All blockchain transaction-level data and encrypted hash values on the ledger itself is public to authorized users of the XDEX Network ecosystem. User accounts (and thus the balances that are linked to account IDs) do not store personally identifiable information. All user-specific private data is stored on separate, privately authenticated servers in a form of encrypted traditional data. These servers are operated by XDEX Network Oracle Authorities

Consequently, only the users themselves know the actual ID of their account — thus keep their extended data private from outside observers.

To achieve transparency of XDEX operation, the XDEX Network must be partially opened across a consortium or association view. This is essential to the auditability of the ledger and requires that the block explorer show unfiltered blocks with all the data from transactions. Authorized users are able to deploy their own XDEX Network Nodes to observe the XDEX ledger and query the state (balances, accounts, and other data).

For example, the authentication server can reveal user data for KYC validation purposes to comply with legal regulation. The users can be made aware of that fact (and ultimately the necessity to comply with the law).

Within this privacy model, trust must be placed in the authentication service of the XDEX Network. The end users still have a reasonable expectation of privacy in the system as their transactions, accounts, and balances are not known to external parties. KYC information is also provided in the current cryptocurrency exchange systems by legal requirement. The authentication service has a strong incentive not to divulge the private information to outside parties because it would ultimately harm the overall value of the network. It also reduces the amount of trust the user must place in the network. Since all transactions and hash values are public to the network members, there is no possibility for manipulation of balances and user state, which become the basis of the single source of truth for transactions in the ledger.
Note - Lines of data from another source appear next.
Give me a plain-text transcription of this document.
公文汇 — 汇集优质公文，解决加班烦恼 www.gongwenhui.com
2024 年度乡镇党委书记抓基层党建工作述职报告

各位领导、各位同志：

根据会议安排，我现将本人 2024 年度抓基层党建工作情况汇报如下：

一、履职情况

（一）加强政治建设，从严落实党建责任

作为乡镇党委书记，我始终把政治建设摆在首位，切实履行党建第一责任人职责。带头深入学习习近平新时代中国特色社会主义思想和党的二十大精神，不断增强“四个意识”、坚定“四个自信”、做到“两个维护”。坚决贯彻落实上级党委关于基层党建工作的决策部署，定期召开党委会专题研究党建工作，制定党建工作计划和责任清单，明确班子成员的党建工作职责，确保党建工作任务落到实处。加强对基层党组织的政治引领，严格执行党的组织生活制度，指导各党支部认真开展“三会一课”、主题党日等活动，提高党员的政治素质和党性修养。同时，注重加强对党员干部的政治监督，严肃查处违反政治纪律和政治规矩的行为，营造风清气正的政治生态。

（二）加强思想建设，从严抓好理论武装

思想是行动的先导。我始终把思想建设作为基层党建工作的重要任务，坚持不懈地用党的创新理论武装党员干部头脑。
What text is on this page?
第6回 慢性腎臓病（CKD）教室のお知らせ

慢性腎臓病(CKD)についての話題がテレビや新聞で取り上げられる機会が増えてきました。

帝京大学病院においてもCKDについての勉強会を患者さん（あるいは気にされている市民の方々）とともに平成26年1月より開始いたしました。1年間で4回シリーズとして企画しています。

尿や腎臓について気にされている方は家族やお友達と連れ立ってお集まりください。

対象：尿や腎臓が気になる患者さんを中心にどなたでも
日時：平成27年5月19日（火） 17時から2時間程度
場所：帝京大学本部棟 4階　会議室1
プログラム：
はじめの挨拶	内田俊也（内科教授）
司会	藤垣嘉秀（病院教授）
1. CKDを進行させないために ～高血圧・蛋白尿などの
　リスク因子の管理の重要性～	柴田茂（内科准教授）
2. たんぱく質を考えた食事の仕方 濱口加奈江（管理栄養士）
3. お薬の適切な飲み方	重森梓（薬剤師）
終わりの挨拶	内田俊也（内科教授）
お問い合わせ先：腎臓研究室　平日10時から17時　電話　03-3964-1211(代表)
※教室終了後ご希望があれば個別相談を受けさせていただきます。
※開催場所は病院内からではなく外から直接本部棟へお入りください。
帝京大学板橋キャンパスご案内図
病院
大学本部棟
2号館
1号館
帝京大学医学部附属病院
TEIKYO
The only requirement is that the authentication servers are kept secure from intrusions. This however is a much easier task then securing the entire XDEX Network because the attack surface is much smaller — so access control can be tightly regulated. If identity and other extended data is properly secured and shared, a potential intrusion does not necessitate a total loss of privacy as the attacker only gains a certain amount of private data.